In der Ferne lauern mit Sicherheit etliche Gesundheitsgefahren, aber muss man sich gegen jedes noch so kleine Risiko wappnen?

Von Kathrin Zinkant

Kürzlich wurde der Philosoph Slavoj Žižek gefragt, ob er sich denn auf den Urlaub freue. Doch Žižek freut sich nicht nur nicht darauf zu verreisen. Er hasst Urlaube. Insbesondere die, in denen er nicht arbeiten kann. Seiner Familie zuliebe simuliert er dennoch eine Art Freude, indem er sich in Vorbereitungen stürzt. Teil dieses emotionalen Eskapismus: die Zusammenstellung der Reiseapotheke.

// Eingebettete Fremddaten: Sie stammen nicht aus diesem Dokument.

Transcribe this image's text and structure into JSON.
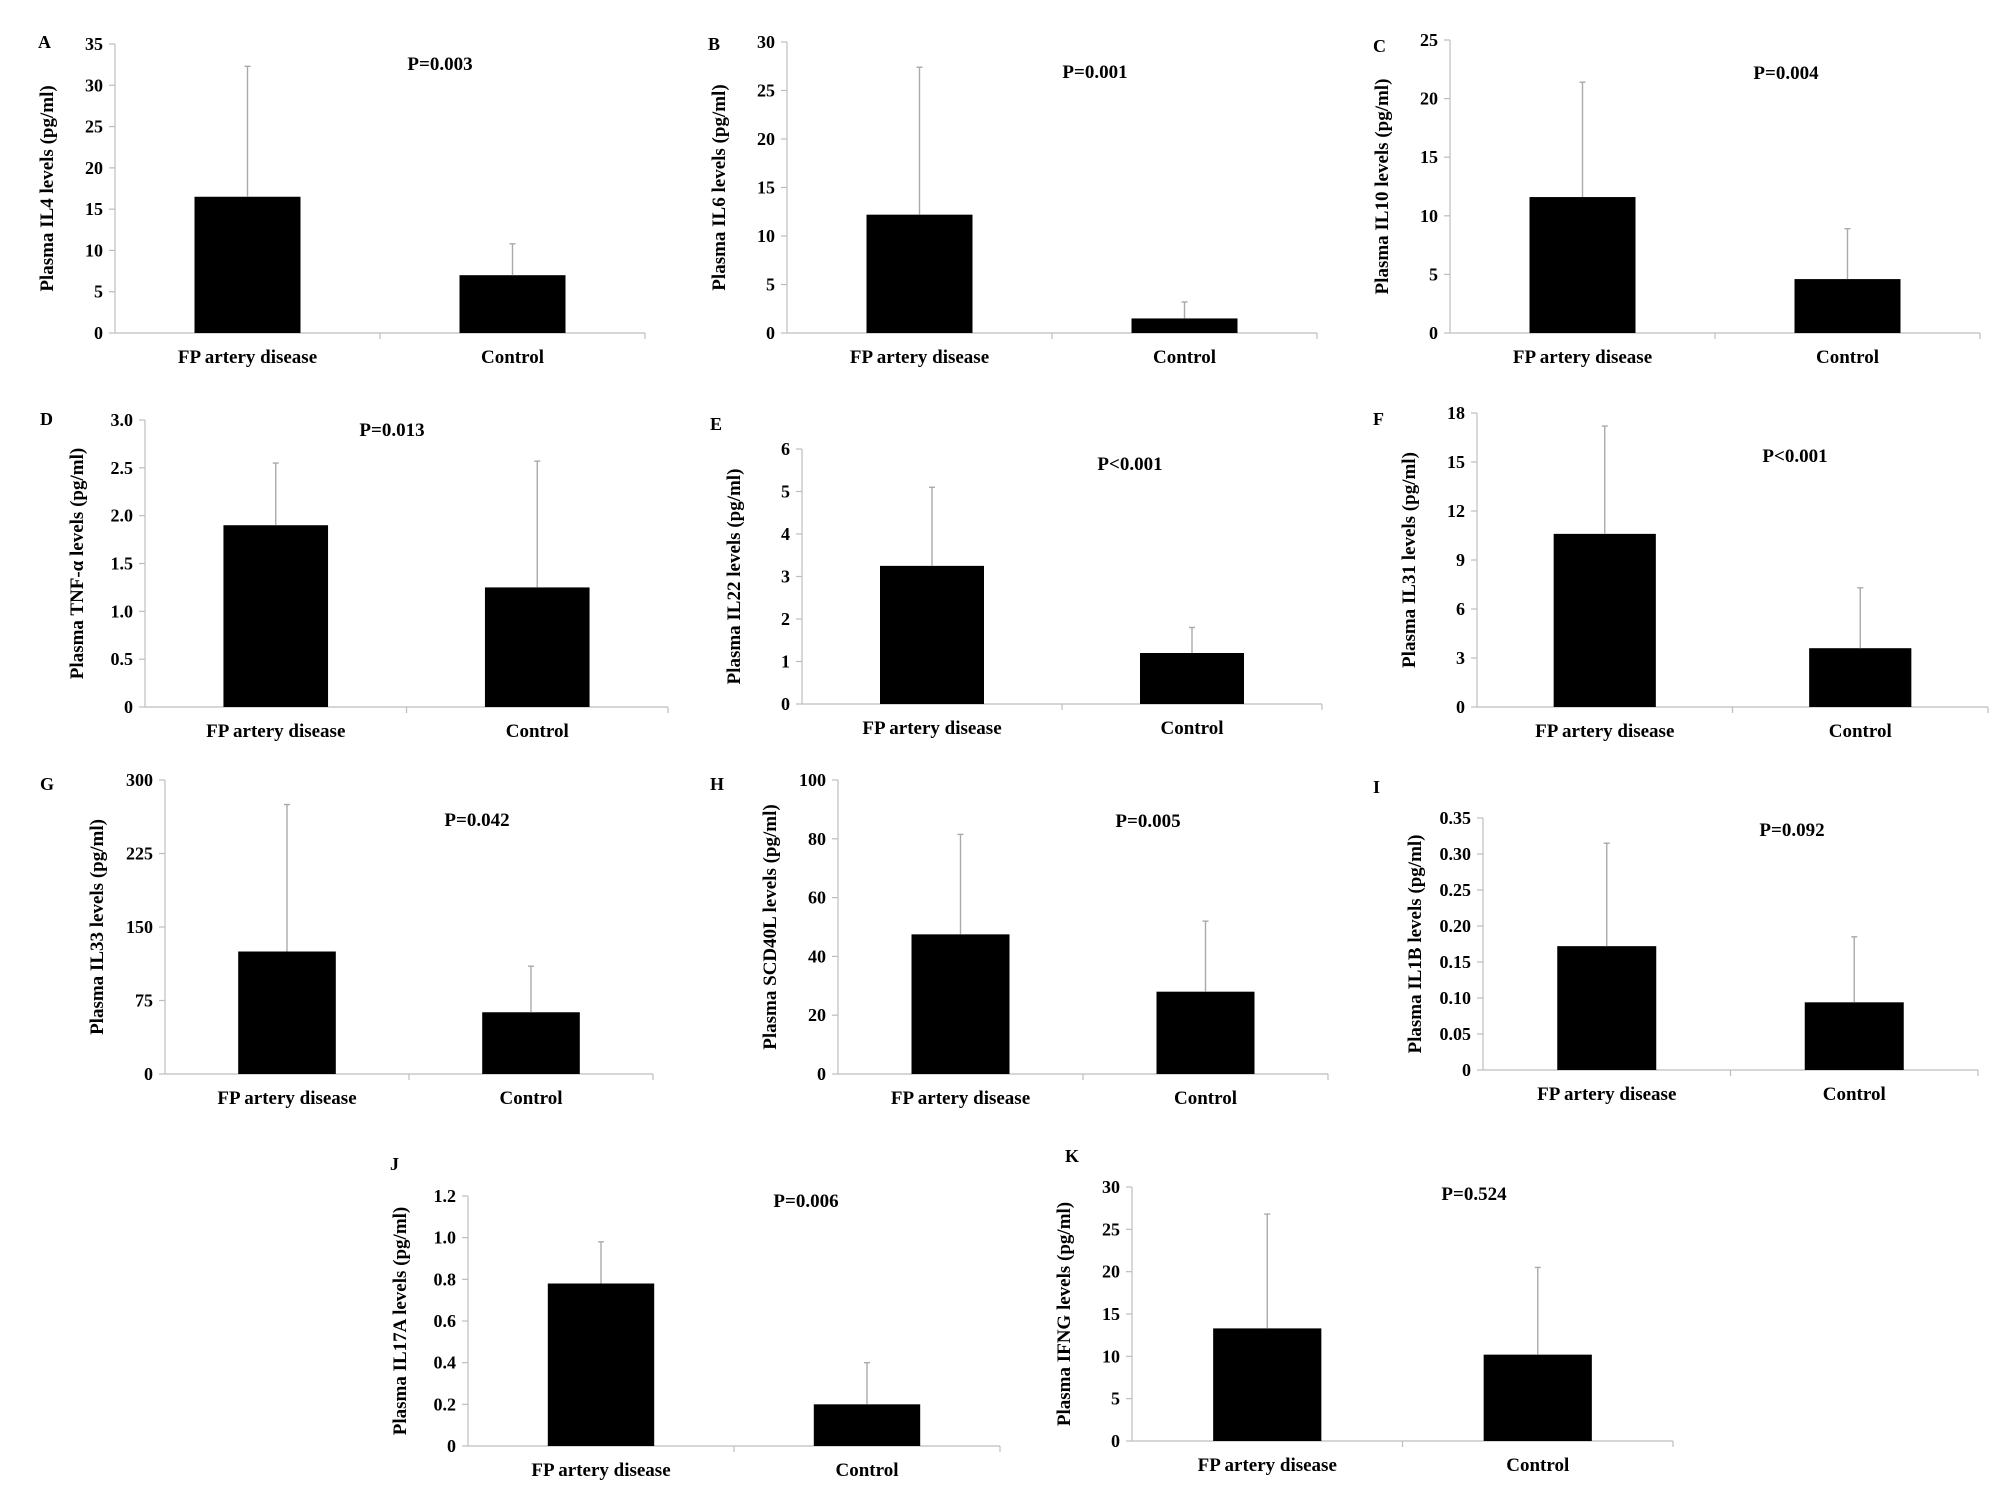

Der durchschnittliche deutsche Reisende ist nun weder Philosoph noch hasst er Urlaube. Dennoch stopft auch er sich den Koffer voll mit Medikamenten, Verbandsmaterial, Zäpfchen. Das Reisen, es scheint vielen Menschen trotz der Vorfreude nicht geheuer zu sein. In der Apotheke lassen sich manche für einen Trip nach Thailand eine halbe Klinik einpacken. Notfallfoliendecke dazu, fertig ist das Sicherheitsgefühl für um die 100 Euro. Die Apotheken verdienen nicht schlecht, wenn Urlauber einkaufen - obwohl der Krempel meist ungenutzt wieder mit nach Hause fliegt.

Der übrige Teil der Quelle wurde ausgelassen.